Bandwidth (Nonparametric Estimation)

The smoothing window that controls how much neighboring data influence a nonparametric estimate.

In nonparametric estimation, the bandwidth (often written (h)) is a tuning parameter that controls how much nearby data influence an estimate. A small bandwidth uses a narrow neighborhood (less smoothing), while a large bandwidth uses a wide neighborhood (more smoothing).

The core idea is the bias-variance tradeoff: smoothing reduces noise but can blur real structure.

Core Mechanics

Bandwidth is easiest to see in a kernel density estimator:

[ \hat f_h(x) = \frac{1}{nh}\sum_{i=1}^n K!\left(\frac{x - X_i}{h}\right) ]

where (K(\cdot)) is the kernel (a weighting function) and (h) sets the scale of the neighborhood. As (h) increases, the estimate becomes smoother.

The same concept appears in kernel regression and local polynomial regression: (h) determines how local the fit is around a point (x).

Choosing A Bandwidth (Why It Is Hard)

There is no single “correct” bandwidth for every purpose:

  • If (h) is too small, estimates can be extremely noisy (high variance).
  • If (h) is too large, estimates can miss real features like sharp changes or local curvature (high bias).

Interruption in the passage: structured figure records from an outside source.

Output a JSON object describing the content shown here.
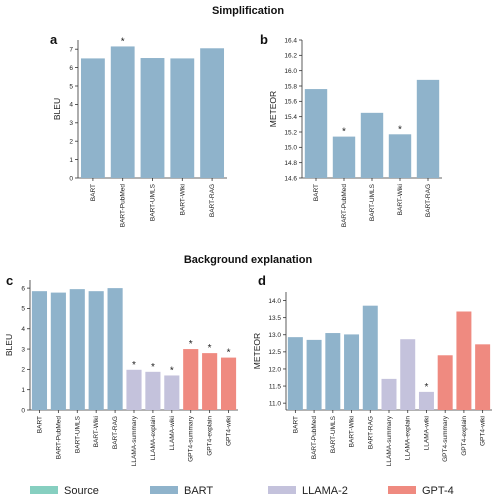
{
  "section_titles": {
    "top": "Simplification",
    "bottom": "Background explanation"
  },
  "colors": {
    "Source": "#86cfc0",
    "BART": "#8fb3cb",
    "LLAMA-2": "#c4c2dc",
    "GPT-4": "#ef8a80"
  },
  "legend": [
    "Source",
    "BART",
    "LLAMA-2",
    "GPT-4"
  ],
  "chart_data": [
    {
      "panel": "a",
      "type": "bar",
      "ylabel": "BLEU",
      "ylim": [
        0,
        7.5
      ],
      "yticks": [
        0,
        1,
        2,
        3,
        4,
        5,
        6,
        7
      ],
      "tick_decimals": 0,
      "categories": [
        "BART",
        "BART-PubMed",
        "BART-UMLS",
        "BART-Wiki",
        "BART-RAG"
      ],
      "groups": [
        "BART",
        "BART",
        "BART",
        "BART",
        "BART"
      ],
      "values": [
        6.5,
        7.15,
        6.52,
        6.5,
        7.05
      ],
      "significant": [
        false,
        true,
        false,
        false,
        false
      ]
    },
    {
      "panel": "b",
      "type": "bar",
      "ylabel": "METEOR",
      "ylim": [
        14.6,
        16.4
      ],
      "yticks": [
        14.6,
        14.8,
        15.0,
        15.2,
        15.4,
        15.6,
        15.8,
        16.0,
        16.2,
        16.4
      ],
      "tick_decimals": 1,
      "categories": [
        "BART",
        "BART-PubMed",
        "BART-UMLS",
        "BART-Wiki",
        "BART-RAG"
      ],
      "groups": [
        "BART",
        "BART",
        "BART",
        "BART",
        "BART"
      ],
      "values": [
        15.76,
        15.14,
        15.45,
        15.17,
        15.88
      ],
      "significant": [
        false,
        true,
        false,
        true,
        false
      ]
    },
    {
      "panel": "c",
      "type": "bar",
      "ylabel": "BLEU",
      "ylim": [
        0,
        6.4
      ],
      "yticks": [
        0,
        1,
        2,
        3,
        4,
        5,
        6
      ],
      "tick_decimals": 0,
      "categories": [
        "BART",
        "BART-PubMed",
        "BART-UMLS",
        "BART-Wiki",
        "BART-RAG",
        "LLAMA-summary",
        "LLAMA-explain",
        "LLAMA-wiki",
        "GPT4-summary",
        "GPT4-explain",
        "GPT4-wiki"
      ],
      "groups": [
        "BART",
        "BART",
        "BART",
        "BART",
        "BART",
        "LLAMA-2",
        "LLAMA-2",
        "LLAMA-2",
        "GPT-4",
        "GPT-4",
        "GPT-4"
      ],
      "values": [
        5.85,
        5.78,
        5.95,
        5.85,
        6.0,
        1.98,
        1.88,
        1.7,
        3.0,
        2.8,
        2.58
      ],
      "significant": [
        false,
        false,
        false,
        false,
        false,
        true,
        true,
        true,
        true,
        true,
        true
      ]
    },
    {
      "panel": "d",
      "type": "bar",
      "ylabel": "METEOR",
      "ylim": [
        10.8,
        14.25
      ],
      "yticks": [
        11.0,
        11.5,
        12.0,
        12.5,
        13.0,
        13.5,
        14.0
      ],
      "tick_decimals": 1,
      "categories": [
        "BART",
        "BART-PubMed",
        "BART-UMLS",
        "BART-Wiki",
        "BART-RAG",
        "LLAMA-summary",
        "LLAMA-explain",
        "LLAMA-wiki",
        "GPT4-summary",
        "GPT4-explain",
        "GPT4-wiki"
      ],
      "groups": [
        "BART",
        "BART",
        "BART",
        "BART",
        "BART",
        "LLAMA-2",
        "LLAMA-2",
        "LLAMA-2",
        "GPT-4",
        "GPT-4",
        "GPT-4"
      ],
      "values": [
        12.93,
        12.85,
        13.05,
        13.01,
        13.85,
        11.71,
        12.87,
        11.33,
        12.4,
        13.68,
        12.72
      ],
      "significant": [
        false,
        false,
        false,
        false,
        false,
        false,
        false,
        true,
        false,
        false,
        false
      ]
    }
  ]
}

Empirical practice often includes:

  • a data-driven choice rule (for example, plug-in or cross-validated bandwidths), and
  • sensitivity checks showing that key conclusions do not depend on one arbitrary (h).

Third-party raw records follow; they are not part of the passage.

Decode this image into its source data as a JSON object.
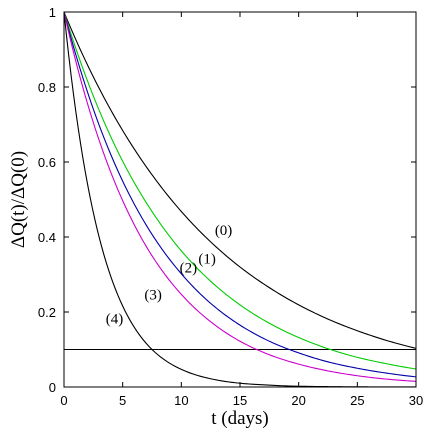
{
  "chart_data": {
    "type": "line",
    "title": "",
    "xlabel": "t (days)",
    "ylabel": "ΔQ(t)/ΔQ(0)",
    "xlim": [
      0,
      30
    ],
    "ylim": [
      0,
      1
    ],
    "x_ticks": [
      "0",
      "5",
      "10",
      "15",
      "20",
      "25",
      "30"
    ],
    "y_ticks": [
      "0",
      "0.2",
      "0.4",
      "0.6",
      "0.8",
      "1"
    ],
    "grid": false,
    "legend": "none",
    "x": [
      0,
      2.5,
      5,
      7.5,
      10,
      12.5,
      15,
      17.5,
      20,
      22.5,
      25,
      27.5,
      30
    ],
    "series": [
      {
        "name": "(0)",
        "color": "#000000",
        "values": [
          1.0,
          0.827,
          0.684,
          0.566,
          0.468,
          0.387,
          0.32,
          0.265,
          0.219,
          0.181,
          0.15,
          0.124,
          0.103
        ]
      },
      {
        "name": "(1)",
        "color": "#00cc00",
        "values": [
          1.0,
          0.776,
          0.602,
          0.468,
          0.363,
          0.282,
          0.219,
          0.17,
          0.132,
          0.102,
          0.079,
          0.062,
          0.048
        ]
      },
      {
        "name": "(2)",
        "color": "#0000aa",
        "values": [
          1.0,
          0.741,
          0.549,
          0.407,
          0.302,
          0.223,
          0.165,
          0.122,
          0.091,
          0.067,
          0.05,
          0.037,
          0.027
        ]
      },
      {
        "name": "(3)",
        "color": "#cc00cc",
        "values": [
          1.0,
          0.705,
          0.497,
          0.35,
          0.247,
          0.174,
          0.122,
          0.086,
          0.061,
          0.043,
          0.03,
          0.021,
          0.015
        ]
      },
      {
        "name": "(4)",
        "color": "#000000",
        "values": [
          1.0,
          0.465,
          0.216,
          0.1,
          0.047,
          0.022,
          0.01,
          0.005,
          0.002,
          0.001,
          0.0005,
          0.0002,
          0.0001
        ]
      }
    ],
    "reference_line": {
      "y": 0.1,
      "color": "#000000"
    },
    "curve_labels": [
      {
        "text": "(0)",
        "x": 13.6,
        "y": 0.405
      },
      {
        "text": "(1)",
        "x": 12.2,
        "y": 0.33
      },
      {
        "text": "(2)",
        "x": 10.6,
        "y": 0.305
      },
      {
        "text": "(3)",
        "x": 7.6,
        "y": 0.233
      },
      {
        "text": "(4)",
        "x": 4.3,
        "y": 0.17
      }
    ]
  }
}
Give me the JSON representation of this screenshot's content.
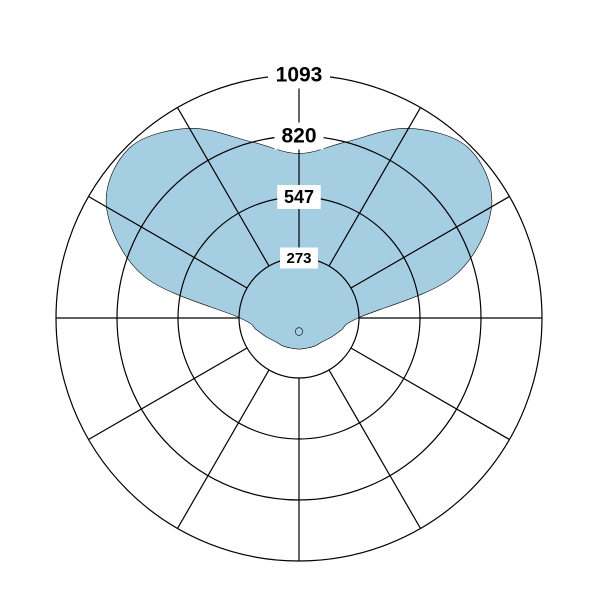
{
  "chart_data": {
    "type": "polar-area",
    "title": "",
    "radial_axis": {
      "range": [
        0,
        1093
      ],
      "ticks": [
        273,
        547,
        820,
        1093
      ],
      "tick_labels": [
        "273",
        "547",
        "820",
        "1093"
      ]
    },
    "angular_axis": {
      "divisions": 12,
      "step_degrees": 30,
      "zero_direction": "up",
      "tick_labels": []
    },
    "grid": true,
    "legend": "none",
    "series": [
      {
        "fill_color": "#a6cee3",
        "stroke_color": "#000000",
        "angle_deg": [
          0,
          15,
          30,
          45,
          60,
          75,
          90,
          105,
          120,
          135,
          150,
          165,
          180,
          195,
          210,
          225,
          240,
          255,
          270,
          285,
          300,
          315,
          330,
          345
        ],
        "values": [
          740,
          820,
          985,
          1080,
          1000,
          720,
          265,
          200,
          170,
          150,
          145,
          140,
          140,
          140,
          145,
          150,
          170,
          200,
          265,
          720,
          1000,
          1080,
          985,
          820
        ]
      }
    ],
    "offset_lobe": {
      "direction_deg": 180,
      "center_value": 61,
      "radius_value": 67,
      "fill_color": "#a6cee3"
    }
  }
}
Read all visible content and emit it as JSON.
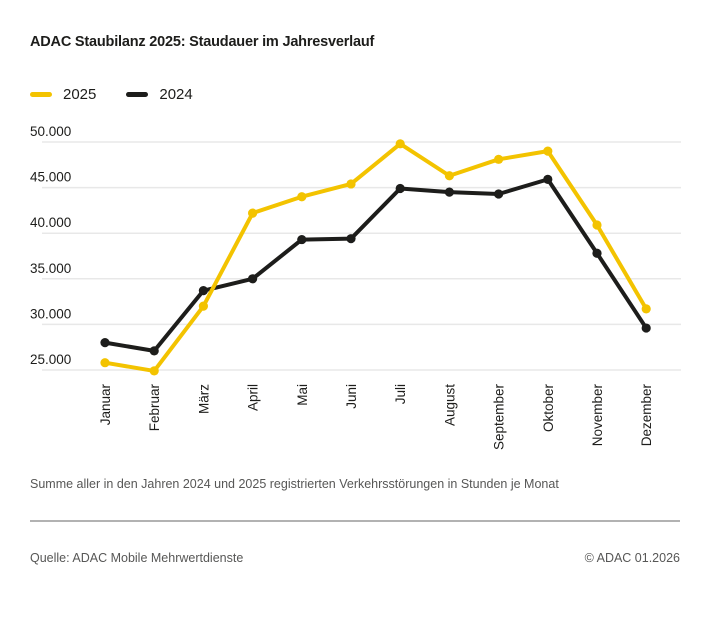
{
  "title": "ADAC Staubilanz 2025: Staudauer im Jahresverlauf",
  "legend": [
    {
      "label": "2025",
      "color": "#f3c300"
    },
    {
      "label": "2024",
      "color": "#1d1d1b"
    }
  ],
  "chart_data": {
    "type": "line",
    "title": "ADAC Staubilanz 2025: Staudauer im Jahresverlauf",
    "categories": [
      "Januar",
      "Februar",
      "März",
      "April",
      "Mai",
      "Juni",
      "Juli",
      "August",
      "September",
      "Oktober",
      "November",
      "Dezember"
    ],
    "series": [
      {
        "name": "2025",
        "color": "#f3c300",
        "values": [
          25800,
          24900,
          32000,
          42200,
          44000,
          45400,
          49800,
          46300,
          48100,
          49000,
          40900,
          31700
        ]
      },
      {
        "name": "2024",
        "color": "#1d1d1b",
        "values": [
          28000,
          27100,
          33700,
          35000,
          39300,
          39400,
          44900,
          44500,
          44300,
          45900,
          37800,
          29600
        ]
      }
    ],
    "yticks": [
      {
        "value": 50000,
        "label": "50.000"
      },
      {
        "value": 45000,
        "label": "45.000"
      },
      {
        "value": 40000,
        "label": "40.000"
      },
      {
        "value": 35000,
        "label": "35.000"
      },
      {
        "value": 30000,
        "label": "30.000"
      },
      {
        "value": 25000,
        "label": "25.000"
      }
    ],
    "ylim": [
      24000,
      51000
    ],
    "xlabel": "",
    "ylabel": "",
    "grid": true,
    "legend_position": "top-left",
    "gridline_color": "#e8e8e8",
    "tick_label_color": "#1d1d1b"
  },
  "footnote": "Summe aller in den Jahren 2024 und 2025 registrierten Verkehrsstörungen in Stunden je Monat",
  "footer": {
    "source": "Quelle: ADAC Mobile Mehrwertdienste",
    "copyright": "© ADAC 01.2026"
  }
}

Bandwidth In Regression Discontinuity (RDD)

In a regression discontinuity design, the bandwidth is the window around the cutoff used for estimation. A narrow window makes treated and control observations more comparable but uses less data; a wide window uses more data but may introduce bias because observations far from the cutoff are less comparable.

This is why RDD studies often report estimates at multiple bandwidths and include robustness checks.